The Supreme Court (SC) of India on 6 April 2015 asked the Union Government to re-examine the Juvenile Justice (Care and Protection of Children) Act, 2000 and make it more stringent at least in cases pertaining to heinous crimes like rape and murder.
Further, the apex court noted that a juvenile cannot get away by claiming that he is too young to understand the consequences of his crime and a message had to be sent that the victim's life was equally important.
The court also noted the number of cases against juveniles had spiked, a statement backed by the National Crime Records Bureau (NCRB), which says the number of rapes committed by juveniles jumped by a massive 300 percent and juvenile crime rose by 78 percent in the last decade.

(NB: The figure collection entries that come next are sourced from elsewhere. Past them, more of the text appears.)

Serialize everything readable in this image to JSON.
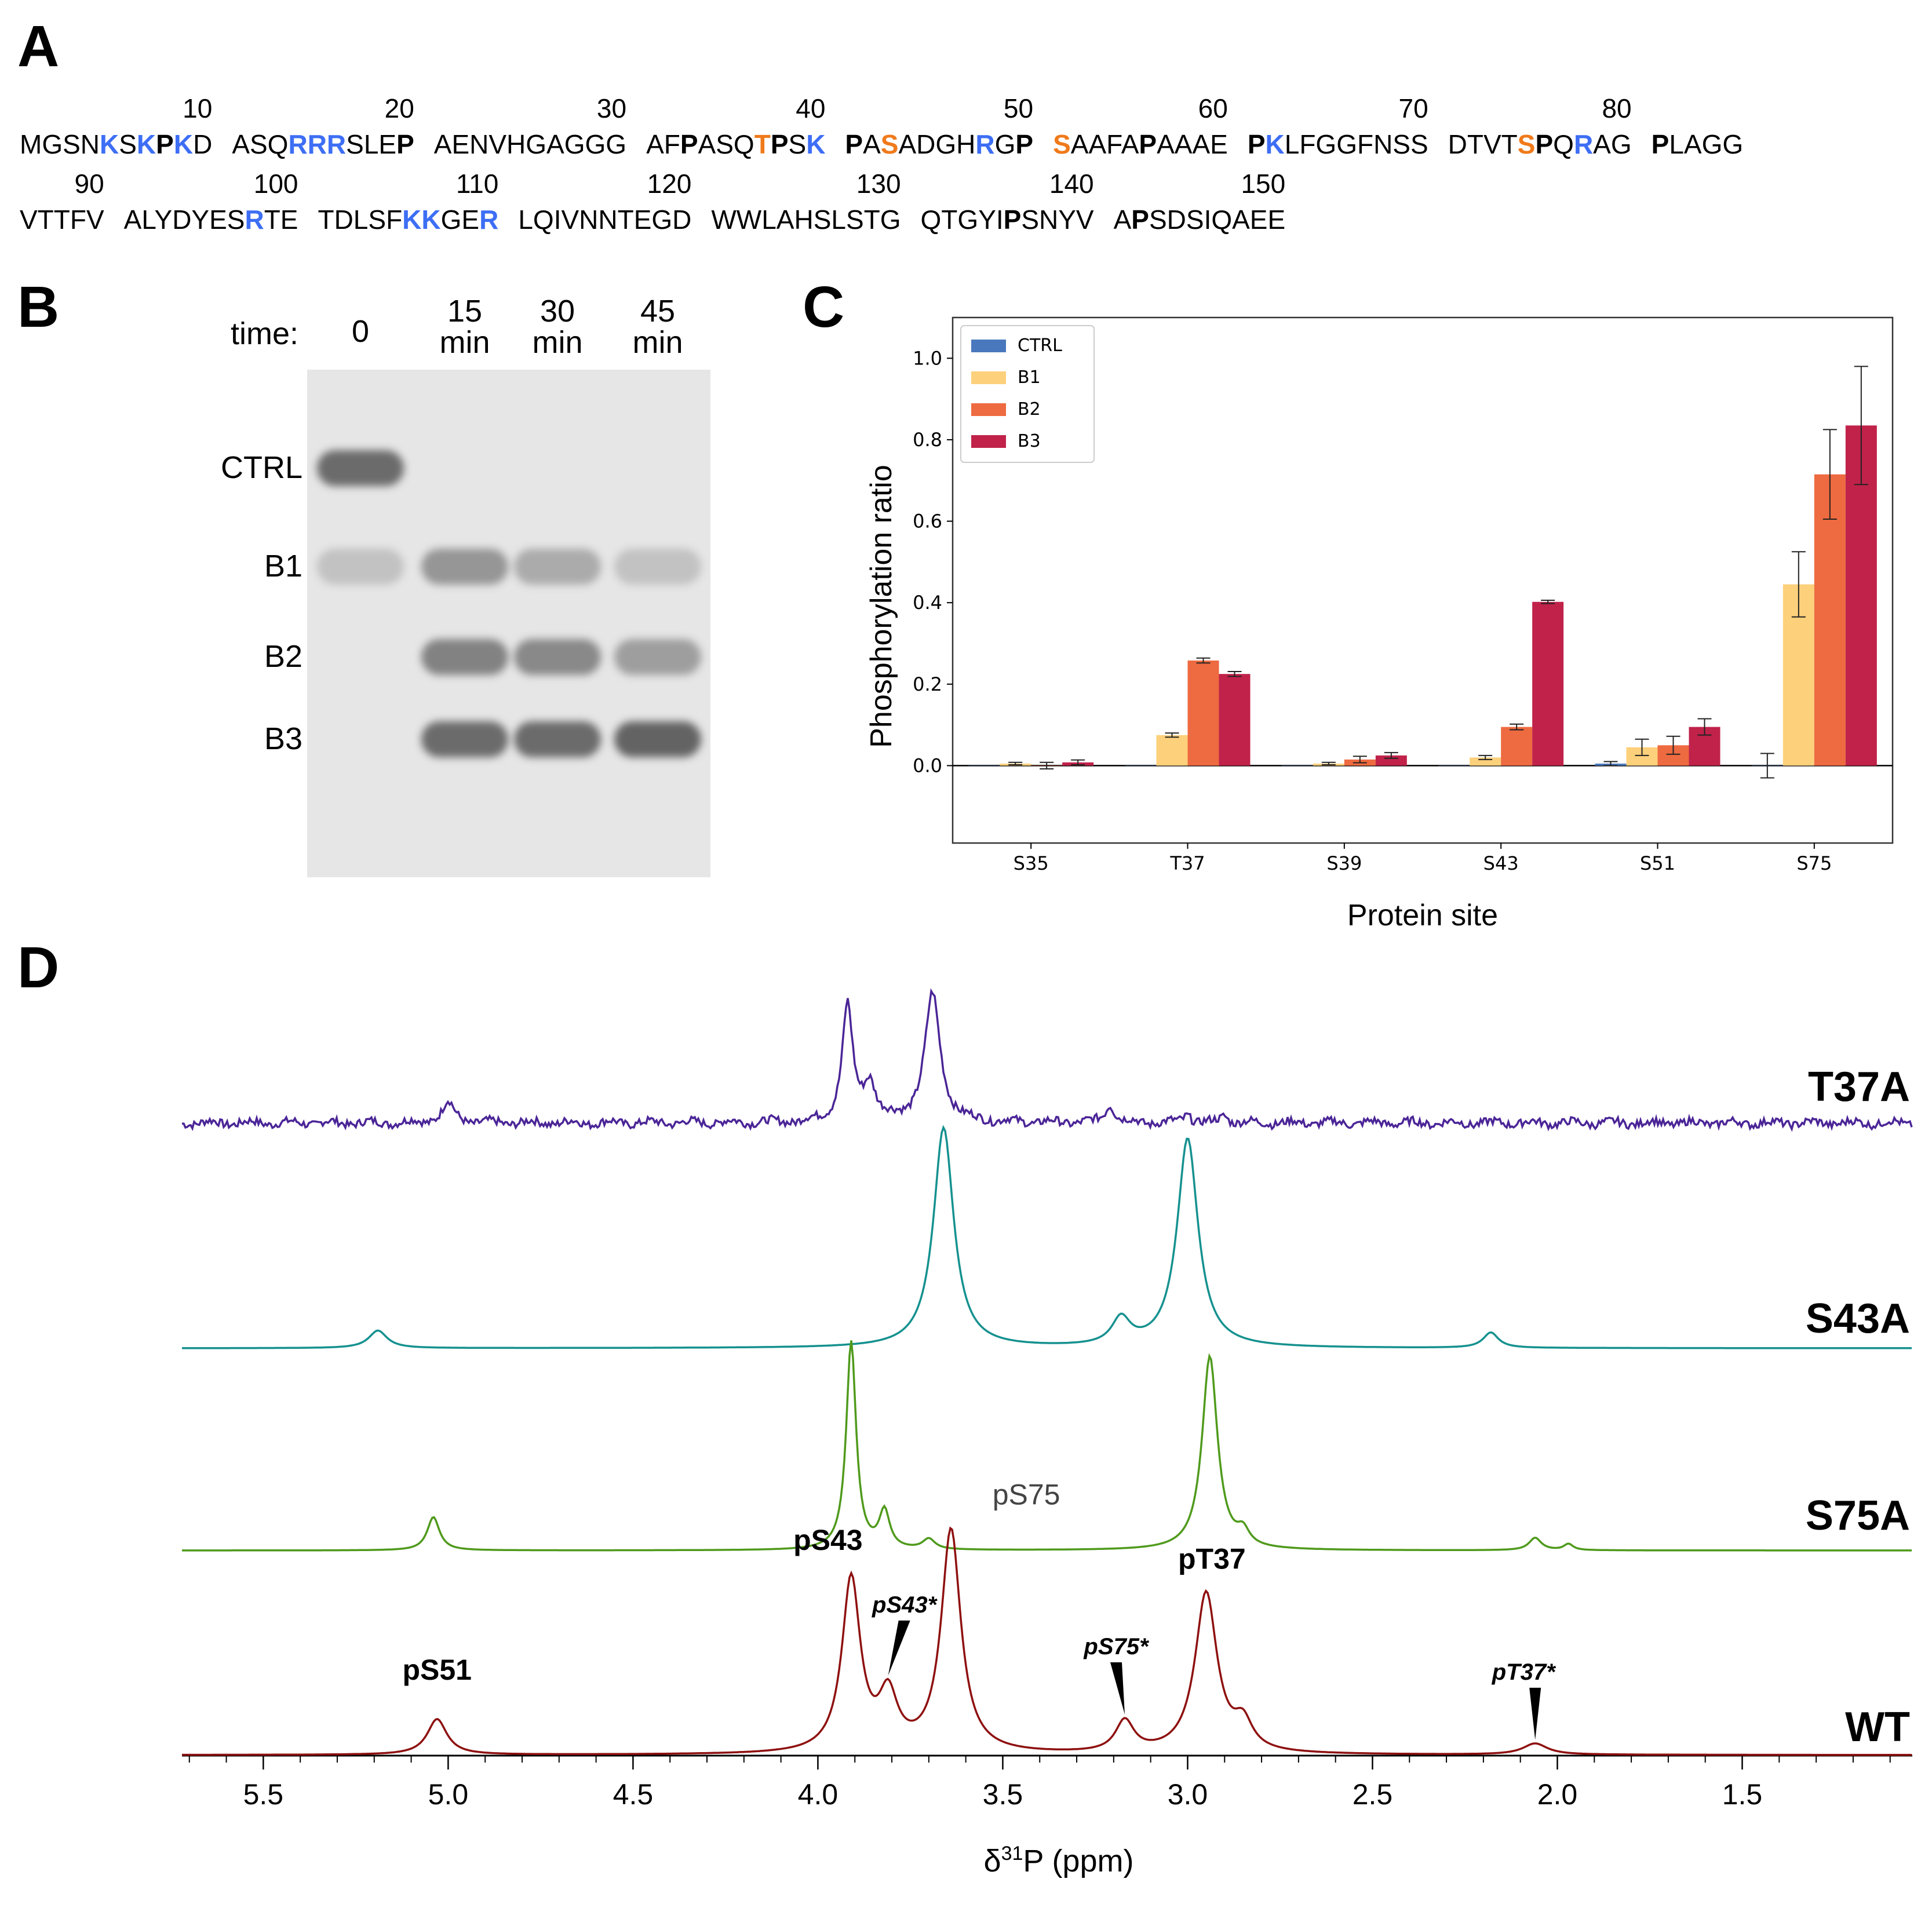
{
  "panels": {
    "a": "A",
    "b": "B",
    "c": "C",
    "d": "D"
  },
  "sequence": {
    "rows": [
      [
        {
          "num": "10",
          "parts": [
            [
              "MGSN",
              ""
            ],
            [
              "K",
              "b"
            ],
            [
              "S",
              ""
            ],
            [
              "K",
              "b"
            ],
            [
              "P",
              "p"
            ],
            [
              "K",
              "b"
            ],
            [
              "D",
              ""
            ]
          ]
        },
        {
          "num": "20",
          "parts": [
            [
              "ASQ",
              ""
            ],
            [
              "RRR",
              "b"
            ],
            [
              "SLE",
              ""
            ],
            [
              "P",
              "p"
            ]
          ]
        },
        {
          "num": "30",
          "parts": [
            [
              "AENVHGAGGG",
              ""
            ]
          ]
        },
        {
          "num": "40",
          "parts": [
            [
              "AF",
              ""
            ],
            [
              "P",
              "p"
            ],
            [
              "ASQ",
              ""
            ],
            [
              "T",
              "o"
            ],
            [
              "P",
              "p"
            ],
            [
              "S",
              ""
            ],
            [
              "K",
              "b"
            ]
          ]
        },
        {
          "num": "50",
          "parts": [
            [
              "P",
              "p"
            ],
            [
              "A",
              ""
            ],
            [
              "S",
              "o"
            ],
            [
              "ADGH",
              ""
            ],
            [
              "R",
              "b"
            ],
            [
              "G",
              ""
            ],
            [
              "P",
              "p"
            ]
          ]
        },
        {
          "num": "60",
          "parts": [
            [
              "S",
              "o"
            ],
            [
              "AAFA",
              ""
            ],
            [
              "P",
              "p"
            ],
            [
              "AAAE",
              ""
            ]
          ]
        },
        {
          "num": "70",
          "parts": [
            [
              "P",
              "p"
            ],
            [
              "K",
              "b"
            ],
            [
              "LFGGFNSS",
              ""
            ]
          ]
        },
        {
          "num": "80",
          "parts": [
            [
              "DTVT",
              ""
            ],
            [
              "S",
              "o"
            ],
            [
              "P",
              "p"
            ],
            [
              "Q",
              ""
            ],
            [
              "R",
              "b"
            ],
            [
              "AG",
              ""
            ]
          ]
        },
        {
          "num": "",
          "parts": [
            [
              "P",
              "p"
            ],
            [
              "LAGG",
              ""
            ]
          ]
        }
      ],
      [
        {
          "num": "90",
          "parts": [
            [
              "VTTFV",
              ""
            ]
          ]
        },
        {
          "num": "100",
          "parts": [
            [
              "ALYDYES",
              ""
            ],
            [
              "R",
              "b"
            ],
            [
              "TE",
              ""
            ]
          ]
        },
        {
          "num": "110",
          "parts": [
            [
              "TDLSF",
              ""
            ],
            [
              "KK",
              "b"
            ],
            [
              "GE",
              ""
            ],
            [
              "R",
              "b"
            ]
          ]
        },
        {
          "num": "120",
          "parts": [
            [
              "LQIVNNTEGD",
              ""
            ]
          ]
        },
        {
          "num": "130",
          "parts": [
            [
              "WWLAHSLSTG",
              ""
            ]
          ]
        },
        {
          "num": "140",
          "parts": [
            [
              "QTGYI",
              ""
            ],
            [
              "P",
              "p"
            ],
            [
              "SNYV",
              ""
            ]
          ]
        },
        {
          "num": "150",
          "parts": [
            [
              "A",
              ""
            ],
            [
              "P",
              "p"
            ],
            [
              "SDSIQAEE",
              ""
            ]
          ]
        }
      ]
    ]
  },
  "gel": {
    "time_label": "time:",
    "lanes": [
      {
        "line1": "0",
        "line2": ""
      },
      {
        "line1": "15",
        "line2": "min"
      },
      {
        "line1": "30",
        "line2": "min"
      },
      {
        "line1": "45",
        "line2": "min"
      }
    ],
    "band_labels": [
      "CTRL",
      "B1",
      "B2",
      "B3"
    ],
    "band_intensity": [
      [
        0.85,
        0.0,
        0.0,
        0.0
      ],
      [
        0.25,
        0.55,
        0.4,
        0.25
      ],
      [
        0.0,
        0.7,
        0.65,
        0.5
      ],
      [
        0.0,
        0.85,
        0.85,
        0.9
      ]
    ]
  },
  "chart_data": [
    {
      "type": "bar",
      "xlabel": "Protein site",
      "ylabel": "Phosphorylation ratio",
      "categories": [
        "S35",
        "T37",
        "S39",
        "S43",
        "S51",
        "S75"
      ],
      "ylim": [
        -0.19,
        1.1
      ],
      "yticks": [
        "0.0",
        "0.2",
        "0.4",
        "0.6",
        "0.8",
        "1.0"
      ],
      "legend_position": "top-left",
      "series": [
        {
          "name": "CTRL",
          "color": "#4a78bd",
          "values": [
            0.0,
            0.0,
            0.0,
            0.0,
            0.005,
            0.0
          ],
          "errors": [
            0.0,
            0.0,
            0.0,
            0.0,
            0.005,
            0.0
          ]
        },
        {
          "name": "B1",
          "color": "#fdd07b",
          "values": [
            0.005,
            0.075,
            0.005,
            0.02,
            0.045,
            0.445
          ],
          "errors": [
            0.003,
            0.005,
            0.003,
            0.005,
            0.02,
            0.08
          ]
        },
        {
          "name": "B2",
          "color": "#ee6a40",
          "values": [
            0.0,
            0.258,
            0.015,
            0.095,
            0.05,
            0.715
          ],
          "errors": [
            0.008,
            0.006,
            0.008,
            0.007,
            0.022,
            0.11
          ]
        },
        {
          "name": "B3",
          "color": "#c0224a",
          "values": [
            0.008,
            0.225,
            0.025,
            0.402,
            0.095,
            0.835
          ],
          "errors": [
            0.006,
            0.006,
            0.007,
            0.004,
            0.02,
            0.145
          ]
        }
      ],
      "special_errorbars": [
        {
          "category": "S75",
          "value": 0.0,
          "error": 0.03
        }
      ]
    },
    {
      "type": "line",
      "xlabel_parts": [
        "δ",
        "31",
        "P (ppm)"
      ],
      "xlim": [
        5.72,
        1.04
      ],
      "xticks": [
        "5.5",
        "5.0",
        "4.5",
        "4.0",
        "3.5",
        "3.0",
        "2.5",
        "2.0",
        "1.5"
      ],
      "series": [
        {
          "name": "T37A",
          "color": "#4b2597",
          "peaks": [
            [
              5.0,
              0.13,
              0.02
            ],
            [
              3.92,
              0.74,
              0.017
            ],
            [
              3.86,
              0.24,
              0.02
            ],
            [
              3.69,
              0.82,
              0.025
            ],
            [
              3.21,
              0.12,
              0.015
            ],
            [
              3.0,
              0.06,
              0.012
            ],
            [
              2.9,
              0.05,
              0.012
            ]
          ],
          "noise": 0.05
        },
        {
          "name": "S43A",
          "color": "#15918f",
          "peaks": [
            [
              5.19,
              0.08,
              0.03
            ],
            [
              3.66,
              1.0,
              0.033
            ],
            [
              3.18,
              0.12,
              0.03
            ],
            [
              3.0,
              0.95,
              0.034
            ],
            [
              2.18,
              0.07,
              0.025
            ]
          ],
          "noise": 0.0
        },
        {
          "name": "S75A",
          "color": "#4f9a1c",
          "peaks": [
            [
              5.04,
              0.16,
              0.02
            ],
            [
              3.91,
              1.0,
              0.016
            ],
            [
              3.82,
              0.18,
              0.017
            ],
            [
              3.7,
              0.05,
              0.02
            ],
            [
              2.94,
              0.93,
              0.025
            ],
            [
              2.85,
              0.07,
              0.02
            ],
            [
              2.06,
              0.06,
              0.02
            ],
            [
              1.97,
              0.03,
              0.015
            ]
          ],
          "noise": 0.0
        },
        {
          "name": "WT",
          "color": "#8e1010",
          "peaks": [
            [
              5.03,
              0.16,
              0.032
            ],
            [
              3.91,
              0.78,
              0.03
            ],
            [
              3.81,
              0.24,
              0.03
            ],
            [
              3.64,
              1.0,
              0.032
            ],
            [
              3.17,
              0.14,
              0.03
            ],
            [
              2.95,
              0.72,
              0.036
            ],
            [
              2.85,
              0.12,
              0.03
            ],
            [
              2.06,
              0.05,
              0.04
            ]
          ],
          "noise": 0.0
        }
      ],
      "annotations": [
        {
          "text": "pS51",
          "x": 5.03,
          "style": "bold"
        },
        {
          "text": "pS43",
          "x": 3.91,
          "style": "bold"
        },
        {
          "text": "pS43*",
          "x": 3.81,
          "style": "bold-italic"
        },
        {
          "text": "pS75",
          "x": 3.64,
          "style": "normal"
        },
        {
          "text": "pS75*",
          "x": 3.17,
          "style": "bold-italic"
        },
        {
          "text": "pT37",
          "x": 2.95,
          "style": "bold"
        },
        {
          "text": "pT37*",
          "x": 2.06,
          "style": "bold-italic"
        }
      ]
    }
  ]
}
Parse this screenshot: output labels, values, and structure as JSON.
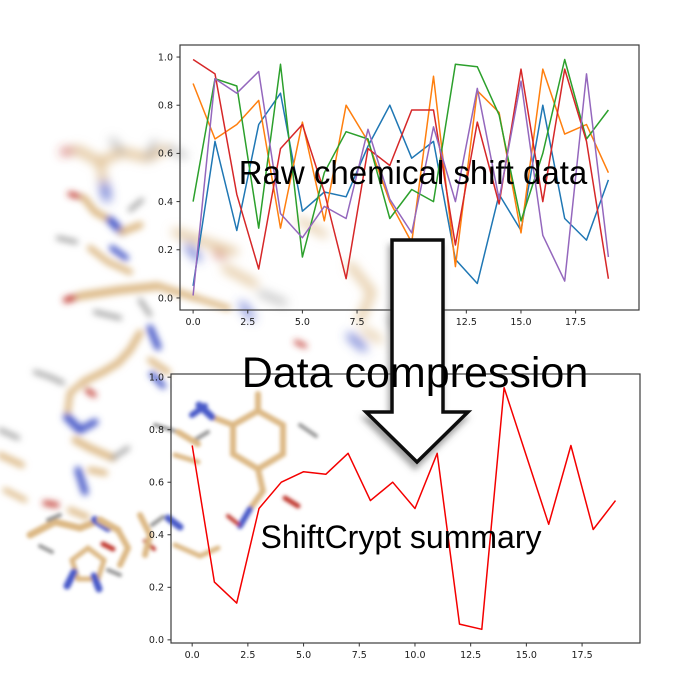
{
  "figure": {
    "labels": {
      "raw": "Raw chemical shift data",
      "compression": "Data compression",
      "summary": "ShiftCrypt summary"
    },
    "arrow": {
      "direction": "down",
      "fill": "#ffffff",
      "outline": "#111111"
    },
    "background": {
      "description": "blurred protein stick-model structure",
      "carbon_color": "#dcb884",
      "nitrogen_color": "#4a5ac8",
      "oxygen_color": "#c0392f",
      "hydrogen_color": "#949494"
    }
  },
  "chart_data": [
    {
      "type": "line",
      "title": "Raw chemical shift data",
      "xlabel": "",
      "ylabel": "",
      "grid": false,
      "legend": "none",
      "x": [
        0,
        1,
        2,
        3,
        4,
        5,
        6,
        7,
        8,
        9,
        10,
        11,
        12,
        13,
        14,
        15,
        16,
        17,
        18,
        19
      ],
      "xlim": [
        -0.6,
        20.4
      ],
      "ylim": [
        -0.05,
        1.05
      ],
      "xticks": [
        0,
        2.5,
        5,
        7.5,
        10,
        12.5,
        15,
        17.5
      ],
      "xtick_labels": [
        "0.0",
        "2.5",
        "5.0",
        "7.5",
        "10.0",
        "12.5",
        "15.0",
        "17.5"
      ],
      "yticks": [
        0,
        0.2,
        0.4,
        0.6,
        0.8,
        1.0
      ],
      "ytick_labels": [
        "0.0",
        "0.2",
        "0.4",
        "0.6",
        "0.8",
        "1.0"
      ],
      "series": [
        {
          "name": "series-1",
          "color": "#1f77b4",
          "values": [
            0.05,
            0.65,
            0.28,
            0.72,
            0.85,
            0.36,
            0.44,
            0.42,
            0.63,
            0.8,
            0.58,
            0.65,
            0.16,
            0.06,
            0.43,
            0.28,
            0.8,
            0.33,
            0.24,
            0.49
          ]
        },
        {
          "name": "series-2",
          "color": "#ff7f0e",
          "values": [
            0.89,
            0.66,
            0.72,
            0.82,
            0.29,
            0.73,
            0.32,
            0.8,
            0.65,
            0.4,
            0.23,
            0.92,
            0.13,
            0.86,
            0.77,
            0.27,
            0.95,
            0.68,
            0.72,
            0.52
          ]
        },
        {
          "name": "series-3",
          "color": "#2ca02c",
          "values": [
            0.4,
            0.91,
            0.88,
            0.29,
            0.97,
            0.17,
            0.52,
            0.69,
            0.66,
            0.33,
            0.45,
            0.4,
            0.97,
            0.96,
            0.76,
            0.32,
            0.6,
            0.99,
            0.66,
            0.78
          ]
        },
        {
          "name": "series-4",
          "color": "#d62728",
          "values": [
            0.99,
            0.93,
            0.43,
            0.12,
            0.62,
            0.72,
            0.44,
            0.08,
            0.62,
            0.55,
            0.78,
            0.78,
            0.22,
            0.73,
            0.39,
            0.95,
            0.4,
            0.95,
            0.65,
            0.08
          ]
        },
        {
          "name": "series-5",
          "color": "#9467bd",
          "values": [
            0.01,
            0.91,
            0.85,
            0.94,
            0.35,
            0.25,
            0.38,
            0.33,
            0.7,
            0.41,
            0.27,
            0.71,
            0.4,
            0.87,
            0.41,
            0.9,
            0.26,
            0.07,
            0.93,
            0.17
          ]
        }
      ]
    },
    {
      "type": "line",
      "title": "ShiftCrypt summary",
      "xlabel": "",
      "ylabel": "",
      "grid": false,
      "legend": "none",
      "x": [
        0,
        1,
        2,
        3,
        4,
        5,
        6,
        7,
        8,
        9,
        10,
        11,
        12,
        13,
        14,
        15,
        16,
        17,
        18,
        19
      ],
      "xlim": [
        -0.95,
        20.1
      ],
      "ylim": [
        -0.012,
        1.012
      ],
      "xticks": [
        0,
        2.5,
        5,
        7.5,
        10,
        12.5,
        15,
        17.5
      ],
      "xtick_labels": [
        "0.0",
        "2.5",
        "5.0",
        "7.5",
        "10.0",
        "12.5",
        "15.0",
        "17.5"
      ],
      "yticks": [
        0,
        0.2,
        0.4,
        0.6,
        0.8,
        1.0
      ],
      "ytick_labels": [
        "0.0",
        "0.2",
        "0.4",
        "0.6",
        "0.8",
        "1.0"
      ],
      "series": [
        {
          "name": "shiftcrypt-summary",
          "color": "#f40000",
          "values": [
            0.74,
            0.22,
            0.14,
            0.5,
            0.6,
            0.64,
            0.63,
            0.71,
            0.53,
            0.6,
            0.5,
            0.71,
            0.06,
            0.04,
            0.96,
            0.7,
            0.44,
            0.74,
            0.42,
            0.53
          ]
        }
      ]
    }
  ]
}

In this light, it asked the Attorney General Mukul Rohatgi to consult competent authorities and suggest to it whether the relevant laws can be re-looked, re-scrutinised and re-visited so that it has a deterrent effect.
The direction was given by the Supreme Court bench comprising of Justice Dipak Misra and Justice PC Pant while hearing an appeal against the decision of Punjab and Haryana High Court (HC) that awarded life sentence to a murder accused.
However, the accused challenged the ruling of Punjab and Haryana HC in the SC on the ground that he was less than 18 years old at the time of the alleged crime in May 2000.
What does the JJ Act, 2000 says?
The demand to amend the JJ Act gained momentum after the brutal Nirbhaya case of December 2012 in which the most brutal offender out of six was below 18 but was given only three years of punishment.
The Act defines a juvenile who is 16 years old and provides for children-sensitive approach towards prevention and treatment of underage offenders.
Under the existing law, a juvenile convict is not sent to jail but tried by a board with the maximum punishment being three years in an observation home, a provision that critics say is too lenient for serious offenses.